那么modify函数的类型应该是这样的:

modify :: Tree a -> Path -> Tree a -> Tree a

根据位置索引找到目标节点,换上新值即可,这样实现:

modify EmptyTree _ n = n
modify t [] n = n
modify (Node x l r) (d:ds) n
  | d == L = Node x (modify l ds n) r
  | d == R = Node x l (modify r ds n)

试玩一下,把3改成4,访问路径是[L, R]

> modify tree [L, R] (singleton 4)
Node 5 (Node 2 (Node 1 EmptyTree EmptyTree) (Node 4 EmptyTree EmptyTree)) (Node 8 (Node 6 EmptyTree (Node 7 EmptyTree EmptyTree)) (Node 9 EmptyTree EmptyTree))

符合预期,如果改完3还想改1呢?

可以把改完3之后的完整树作为输入,再从根节点开始找到1并改成0

> modify (modify tree [L, R] (singleton 4)) [L, L] (singleton 0)
Node 5 (Node 2 (Node 0 EmptyTree EmptyTree) (Node 4 EmptyTree EmptyTree)) (Node 8 (Node 6 EmptyTree (Node 7 EmptyTree EmptyTree)) (Node 9 EmptyTree EmptyTree))

能用,但存在2个问题:

  • 改完3之后生成的完整树是多余的

  • 1就是3的左兄弟,不需要再从根开始找

实际上,我们希望的是:

  • 不生成中间多余的完整树,在需要的时候(比如一系列修改操作之后)才生成完整树

  • 能够方便地进行局部修改(改左右兄弟、父级子级),而不用关注完整树

要对一棵子树进行多次修改,修改完毕后还要能生成完整树,怎么才能做到?

进行局部修改的同时要保留其结构上下文信息。比如修改右子树时,关注点是:

8
  6
    空
    7
  9

就二叉树而言,结构上下文信息由两部分组成,父节点和兄弟节点:

-- 父节点
5
-- 左兄弟
2
  1
  3

右子树加上这两部分信息,就能够得到以父节点为根的完整子树。同样,如果父节点也有其父节点和兄弟节点的信息,就能接着向上恢复子树,走到根的时候就能得到完整树。实际上,只要拥有足够的结构上下文信息,就能在树中上下左右任意穿梭,并且随时能够停下来重建完整树

先定义结构上下文信息:

data DirectionWithContext a = LeftSibling a (Tree a) | RightSibling a (Tree a) deriving (Show, Eq)
type PathWithContext a = [DirectionWithContext a]
type TreeWithContext a = (Tree a, PathWithContext a)
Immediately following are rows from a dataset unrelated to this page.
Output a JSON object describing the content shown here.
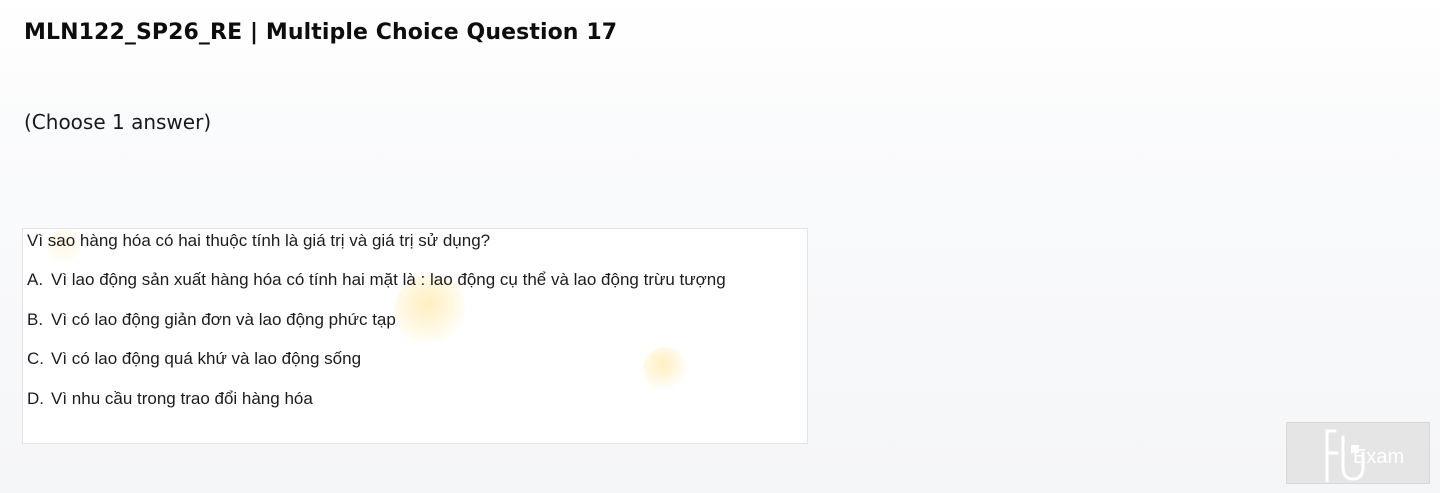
{
  "header": {
    "title": "MLN122_SP26_RE | Multiple Choice Question 17",
    "instruction": "(Choose 1 answer)"
  },
  "question": {
    "text": "Vì sao hàng hóa có hai thuộc tính là giá trị và giá trị sử dụng?",
    "options": [
      {
        "letter": "A.",
        "text": "Vì lao động sản xuất hàng hóa có tính hai mặt là : lao động cụ thể và lao động trừu tượng"
      },
      {
        "letter": "B.",
        "text": "Vì có lao động giản đơn và lao động phức tạp"
      },
      {
        "letter": "C.",
        "text": "Vì có lao động quá khứ và lao động sống"
      },
      {
        "letter": "D.",
        "text": "Vì nhu cầu trong trao đổi hàng hóa"
      }
    ]
  },
  "logo": {
    "text": "Exam",
    "icon": "fu-exam-logo-icon",
    "color": "#ffffff",
    "background": "#e5e5e5"
  }
}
LeftSibling a (Tree a)来记录结构上下文信息,其中a表示父节点的值,Tree a表示右兄弟,这是向上恢复子树所需的最小信息,一点不多余。PathWithContext与之前的Path类似,同样用来表示访问路径,只是路径的每一步除了记录方向,还记录了相应的上下文信息,包括父节点和兄弟节点

接着实现“任意穿梭”:

goLeft ((Node x l r), ps) = (l, ((LeftSibling x r) : ps))
goRight ((Node x l r), ps) = (r, ((RightSibling x l) : ps))
goUp (l, ((LeftSibling x r):ps)) = (Node x l r, ps)
goUp (r, ((RightSibling x l):ps)) = (Node x l r, ps)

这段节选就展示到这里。